Open Source and Digital Stewardship: I had a nice set of interviews on the role of open source in digital preservation and stewardship come out. I talked with Peter Murray on when OSS is the right choice for cultural heritage orgs. Tom Cramer and I discussed the approach that Hydra is taking. I talked with Don Mennerich from NYPL about his work on born digital manuscript materials and got some of Cal Lee’s perspective on the same issue in this interview on BitCurator.

Pushing Out the Levels of Digital Preservation: Earlier this year saw the publication of the first version of the NDSA levels of digital preservation and a paper on them. It’s the result of a great little sub group of folks from NDSA member organizations and I think we have a lot to be proud of in it. I’ve been thrilled to see all the ways this  guidance is being used to inform practice at organizations all over the place (ex. at USGS, ARTstor, TRC Canada, MetaArchive, and Mississippi’s Archives.

Contributing to the National Agenda for Digital Stewardship: I’m thrilled to have a part in shaping the first National Agenda for Digital Stewardship. I think the document is a real triumph for the NDSA, it outlines a lot of issues that matter and it’s unique in getting more than a hundred some organizations to speak with one voice about national priorities. As the co-chair of the NDSA Infrastructure working group, I had a hand in shaping a good bit of the infrastructure section.

Special Curator for a History of Science Project

This year I’ve been thrilled to have the chance to spend the bulk of my work time on a history of science project. The work is mostly finished, but it’s not out yet so I can’t talk about it much right now. But I can talk about a few pieces of that work that are public. 
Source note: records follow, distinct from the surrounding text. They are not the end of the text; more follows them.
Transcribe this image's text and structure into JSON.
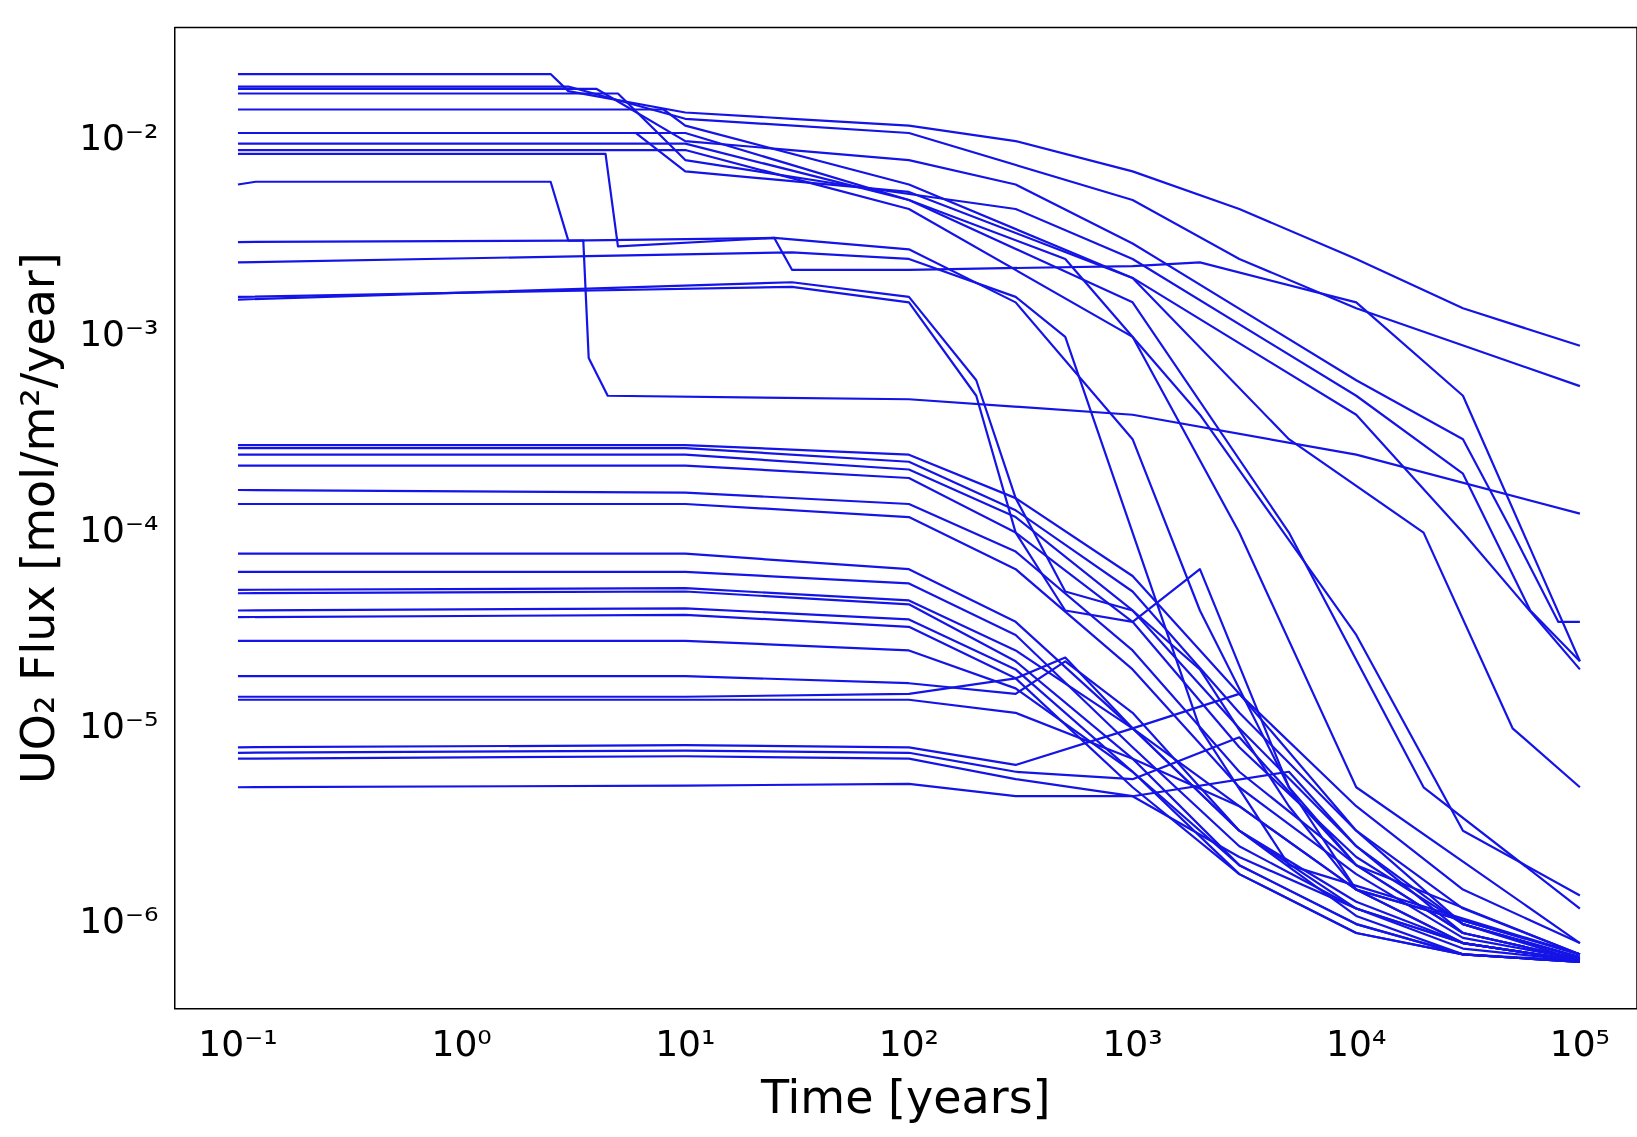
{
  "chart_data": {
    "type": "line",
    "xlabel": "Time [years]",
    "ylabel": "UO₂ Flux [mol/m²/year]",
    "log": "xy",
    "grid": false,
    "legend": false,
    "marker": "none",
    "line_style": "solid",
    "xlim": [
      0.052,
      180000
    ],
    "ylim": [
      3.7e-07,
      0.038
    ],
    "xticks": [
      {
        "value": 0.1,
        "label": "10⁻¹"
      },
      {
        "value": 1,
        "label": "10⁰"
      },
      {
        "value": 10,
        "label": "10¹"
      },
      {
        "value": 100,
        "label": "10²"
      },
      {
        "value": 1000,
        "label": "10³"
      },
      {
        "value": 10000,
        "label": "10⁴"
      },
      {
        "value": 100000,
        "label": "10⁵"
      }
    ],
    "yticks": [
      {
        "value": 1e-06,
        "label": "10⁻⁶"
      },
      {
        "value": 1e-05,
        "label": "10⁻⁵"
      },
      {
        "value": 0.0001,
        "label": "10⁻⁴"
      },
      {
        "value": 0.001,
        "label": "10⁻³"
      },
      {
        "value": 0.01,
        "label": "10⁻²"
      }
    ],
    "series": [
      {
        "color": "#1414e6",
        "x": [
          0.1,
          2.5,
          3,
          10,
          30,
          100,
          300,
          1000,
          3000,
          10000,
          30000,
          100000
        ],
        "values": [
          0.022,
          0.022,
          0.018,
          0.014,
          0.013,
          0.012,
          0.01,
          0.007,
          0.0045,
          0.0025,
          0.0014,
          0.0009
        ]
      },
      {
        "color": "#1414e6",
        "x": [
          0.1,
          3,
          10,
          100,
          1000,
          3000,
          10000,
          100000
        ],
        "values": [
          0.019,
          0.019,
          0.013,
          0.011,
          0.005,
          0.0025,
          0.0014,
          0.00056
        ]
      },
      {
        "color": "#1414e6",
        "x": [
          0.1,
          4,
          10,
          100,
          300,
          1000,
          10000,
          30000,
          50000,
          80000,
          100000
        ],
        "values": [
          0.0185,
          0.0185,
          0.01,
          0.008,
          0.006,
          0.003,
          0.0006,
          0.0003,
          0.0001,
          3.5e-05,
          3.5e-05
        ]
      },
      {
        "color": "#1414e6",
        "x": [
          0.1,
          5,
          10,
          50,
          300,
          1000,
          10000,
          30000,
          60000,
          100000
        ],
        "values": [
          0.0175,
          0.0175,
          0.008,
          0.006,
          0.0045,
          0.0025,
          0.0005,
          0.0002,
          4e-05,
          2.2e-05
        ]
      },
      {
        "color": "#1414e6",
        "x": [
          0.1,
          8,
          10,
          100,
          1000,
          10000,
          30000,
          100000
        ],
        "values": [
          0.0145,
          0.0145,
          0.012,
          0.006,
          0.002,
          0.0004,
          0.0001,
          2e-05
        ]
      },
      {
        "color": "#1414e6",
        "x": [
          0.1,
          6,
          10,
          100,
          1000,
          5000,
          20000,
          50000,
          100000
        ],
        "values": [
          0.011,
          0.011,
          0.007,
          0.0055,
          0.002,
          0.0003,
          0.0001,
          1e-05,
          5e-06
        ]
      },
      {
        "color": "#1414e6",
        "x": [
          0.1,
          10,
          100,
          500,
          2000,
          10000,
          30000,
          100000
        ],
        "values": [
          0.011,
          0.011,
          0.005,
          0.0025,
          0.0004,
          3e-05,
          3e-06,
          1.4e-06
        ]
      },
      {
        "color": "#1414e6",
        "x": [
          0.1,
          10,
          100,
          1000,
          5000,
          20000,
          100000
        ],
        "values": [
          0.0097,
          0.0097,
          0.005,
          0.0015,
          0.0001,
          5e-06,
          1.2e-06
        ]
      },
      {
        "color": "#1414e6",
        "x": [
          0.1,
          10,
          100,
          1000,
          3000,
          10000,
          100000
        ],
        "values": [
          0.009,
          0.009,
          0.0045,
          0.001,
          0.0001,
          5e-06,
          8e-07
        ]
      },
      {
        "color": "#1414e6",
        "x": [
          0.1,
          4.4,
          5,
          25,
          100,
          300,
          1000,
          2000,
          5000,
          10000,
          100000
        ],
        "values": [
          0.0086,
          0.0086,
          0.0029,
          0.0032,
          0.0028,
          0.0015,
          0.0003,
          4e-05,
          5e-06,
          1.5e-06,
          7e-07
        ]
      },
      {
        "color": "#1414e6",
        "x": [
          0.1,
          0.12,
          2.5,
          3,
          3.5,
          3.7,
          4.5,
          100,
          1000,
          10000,
          100000
        ],
        "values": [
          0.006,
          0.0062,
          0.0062,
          0.0031,
          0.0031,
          0.00078,
          0.0005,
          0.00048,
          0.0004,
          0.00025,
          0.000125
        ]
      },
      {
        "color": "#1414e6",
        "x": [
          0.1,
          3,
          25,
          30,
          100,
          1000,
          2000,
          10000,
          30000,
          100000
        ],
        "values": [
          0.00305,
          0.0031,
          0.0032,
          0.0022,
          0.0022,
          0.0023,
          0.0024,
          0.0015,
          0.0005,
          2.2e-05
        ]
      },
      {
        "color": "#1414e6",
        "x": [
          0.1,
          30,
          100,
          300,
          500,
          1000,
          2000,
          5000,
          100000
        ],
        "values": [
          0.0024,
          0.0027,
          0.0025,
          0.0016,
          0.001,
          0.0001,
          1e-05,
          2e-06,
          7e-07
        ]
      },
      {
        "color": "#1414e6",
        "x": [
          0.1,
          30,
          100,
          200,
          300,
          500,
          1000,
          2000,
          5000,
          10000,
          100000
        ],
        "values": [
          0.0016,
          0.0018,
          0.0015,
          0.0005,
          0.0001,
          4e-05,
          3.5e-05,
          6.5e-05,
          5e-06,
          2e-06,
          7e-07
        ]
      },
      {
        "color": "#1414e6",
        "x": [
          0.1,
          30,
          100,
          200,
          300,
          500,
          1000,
          2000,
          5000,
          10000,
          100000
        ],
        "values": [
          0.00155,
          0.0019,
          0.0016,
          0.0006,
          0.00015,
          5e-05,
          4e-05,
          2e-05,
          4e-06,
          1.5e-06,
          7e-07
        ]
      },
      {
        "color": "#1414e6",
        "x": [
          0.1,
          10,
          100,
          300,
          1000,
          3000,
          10000,
          30000,
          100000
        ],
        "values": [
          0.00028,
          0.00028,
          0.00025,
          0.00015,
          6e-05,
          1.5e-05,
          4e-06,
          1.5e-06,
          8e-07
        ]
      },
      {
        "color": "#1414e6",
        "x": [
          0.1,
          10,
          100,
          300,
          1000,
          3000,
          10000,
          30000,
          100000
        ],
        "values": [
          0.00027,
          0.00027,
          0.00023,
          0.00013,
          5e-05,
          1.2e-05,
          3e-06,
          1.2e-06,
          7e-07
        ]
      },
      {
        "color": "#1414e6",
        "x": [
          0.1,
          10,
          100,
          300,
          1000,
          3000,
          10000,
          30000,
          100000
        ],
        "values": [
          0.00025,
          0.00025,
          0.00021,
          0.00012,
          4e-05,
          1e-05,
          2.5e-06,
          1e-06,
          6.8e-07
        ]
      },
      {
        "color": "#1414e6",
        "x": [
          0.1,
          10,
          100,
          300,
          1000,
          3000,
          10000,
          30000,
          100000
        ],
        "values": [
          0.00022,
          0.00022,
          0.00019,
          0.0001,
          3.5e-05,
          8e-06,
          2.2e-06,
          1e-06,
          6.7e-07
        ]
      },
      {
        "color": "#1414e6",
        "x": [
          0.1,
          10,
          100,
          300,
          1000,
          3000,
          10000,
          30000,
          100000
        ],
        "values": [
          0.000165,
          0.00016,
          0.00014,
          8e-05,
          2.5e-05,
          6e-06,
          2e-06,
          9e-07,
          6.6e-07
        ]
      },
      {
        "color": "#1414e6",
        "x": [
          0.1,
          10,
          100,
          300,
          1000,
          3000,
          10000,
          30000,
          100000
        ],
        "values": [
          0.00014,
          0.00014,
          0.00012,
          6.5e-05,
          2e-05,
          5e-06,
          1.8e-06,
          8.5e-07,
          6.6e-07
        ]
      },
      {
        "color": "#1414e6",
        "x": [
          0.1,
          10,
          100,
          300,
          1000,
          3000,
          10000,
          30000,
          100000
        ],
        "values": [
          7.8e-05,
          7.8e-05,
          6.5e-05,
          3.5e-05,
          1e-05,
          3e-06,
          1.3e-06,
          8e-07,
          6.5e-07
        ]
      },
      {
        "color": "#1414e6",
        "x": [
          0.1,
          10,
          100,
          300,
          1000,
          3000,
          10000,
          30000,
          100000
        ],
        "values": [
          6.3e-05,
          6.3e-05,
          5.5e-05,
          3e-05,
          8e-06,
          2.5e-06,
          1.2e-06,
          7.5e-07,
          6.5e-07
        ]
      },
      {
        "color": "#1414e6",
        "x": [
          0.1,
          10,
          100,
          300,
          1000,
          3000,
          10000,
          30000,
          100000
        ],
        "values": [
          5.1e-05,
          5.2e-05,
          4.5e-05,
          2.5e-05,
          1e-05,
          1.5e-05,
          3e-06,
          1e-06,
          6.5e-07
        ]
      },
      {
        "color": "#1414e6",
        "x": [
          0.1,
          10,
          100,
          300,
          1000,
          3000,
          10000,
          30000,
          100000
        ],
        "values": [
          4.9e-05,
          5e-05,
          4.3e-05,
          2.2e-05,
          7e-06,
          2e-06,
          1e-06,
          7e-07,
          6.4e-07
        ]
      },
      {
        "color": "#1414e6",
        "x": [
          0.1,
          10,
          100,
          300,
          1000,
          3000,
          10000,
          30000,
          100000
        ],
        "values": [
          4e-05,
          4.1e-05,
          3.6e-05,
          2e-05,
          6e-06,
          2e-06,
          1e-06,
          7e-07,
          6.5e-07
        ]
      },
      {
        "color": "#1414e6",
        "x": [
          0.1,
          10,
          100,
          300,
          1000,
          3000,
          10000,
          30000,
          100000
        ],
        "values": [
          3.7e-05,
          3.8e-05,
          3.3e-05,
          1.8e-05,
          5e-06,
          1.8e-06,
          9e-07,
          7e-07,
          6.4e-07
        ]
      },
      {
        "color": "#1414e6",
        "x": [
          0.1,
          10,
          100,
          300,
          1000,
          3000,
          10000,
          30000,
          100000
        ],
        "values": [
          2.8e-05,
          2.8e-05,
          2.5e-05,
          1.6e-05,
          6e-06,
          1.8e-06,
          9e-07,
          7e-07,
          6.4e-07
        ]
      },
      {
        "color": "#1414e6",
        "x": [
          0.1,
          10,
          100,
          300,
          500,
          1000,
          3000,
          10000,
          30000,
          100000
        ],
        "values": [
          1.85e-05,
          1.85e-05,
          1.7e-05,
          1.5e-05,
          2.2e-05,
          1.2e-05,
          3e-06,
          1.2e-06,
          8e-07,
          6.5e-07
        ]
      },
      {
        "color": "#1414e6",
        "x": [
          0.1,
          10,
          100,
          300,
          500,
          1000,
          3000,
          10000,
          30000,
          100000
        ],
        "values": [
          1.45e-05,
          1.45e-05,
          1.5e-05,
          1.8e-05,
          2.3e-05,
          1e-05,
          3e-06,
          1.1e-06,
          7e-07,
          6.4e-07
        ]
      },
      {
        "color": "#1414e6",
        "x": [
          0.1,
          10,
          100,
          300,
          1000,
          3000,
          10000,
          30000,
          100000
        ],
        "values": [
          1.4e-05,
          1.4e-05,
          1.4e-05,
          1.2e-05,
          7e-06,
          4e-06,
          1.5e-06,
          8e-07,
          6.5e-07
        ]
      },
      {
        "color": "#1414e6",
        "x": [
          0.1,
          10,
          100,
          300,
          1000,
          3000,
          10000,
          30000,
          100000
        ],
        "values": [
          8e-06,
          8.2e-06,
          8e-06,
          6.5e-06,
          1e-05,
          4e-06,
          1.5e-06,
          8e-07,
          6.5e-07
        ]
      },
      {
        "color": "#1414e6",
        "x": [
          0.1,
          10,
          100,
          300,
          1000,
          3000,
          10000,
          30000,
          100000
        ],
        "values": [
          7.5e-06,
          7.7e-06,
          7.5e-06,
          6e-06,
          5.5e-06,
          9e-06,
          2e-06,
          9e-07,
          6.6e-07
        ]
      },
      {
        "color": "#1414e6",
        "x": [
          0.1,
          10,
          100,
          300,
          1000,
          5000,
          10000,
          30000,
          100000
        ],
        "values": [
          7e-06,
          7.2e-06,
          7e-06,
          5.5e-06,
          4.5e-06,
          6e-06,
          2.5e-06,
          9e-07,
          6.6e-07
        ]
      },
      {
        "color": "#1414e6",
        "x": [
          0.1,
          10,
          100,
          300,
          1000,
          3000,
          10000,
          30000,
          100000
        ],
        "values": [
          5e-06,
          5.1e-06,
          5.2e-06,
          4.5e-06,
          4.5e-06,
          2.2e-06,
          1.2e-06,
          8e-07,
          6.5e-07
        ]
      }
    ]
  }
}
The most important thing in the universe by L.M. Glackens. Cover from Puck, v. 60, November 7, 1906.

You can get a taste of some of the work I’ve been engaged in up on a two of the LC blogs. I’m rather happy with this piece I wrote about visions of earth from space before we went there, which was picked up by Smithsonian magazine and by Popular Science. I also wrote about the history of imaginary space ships.

I also wrote a series of pieces on how science teachers can use some historical astronomy items as teaching tools. I’m really happy with how each of these turned out.

Not officially a part of my work, but Marjee and I pitched a script for a Ted-Ed video called Is there a center of the universe? which I think turned out to be amazingly cool. 

Center of universe ted video

Display for the Carl Sagan Event: As part of my work I was thrilled to curate a presentation of items from the Carl Sagan papers alongside some rare astronomy books and comics and prints to illustrate how Sagan’s papers fit into both historical and fictional ideas about life on other worlds in the Library of Congress collections. A high point there for me was when I got to show Bill Nye through some of the Sagan papers.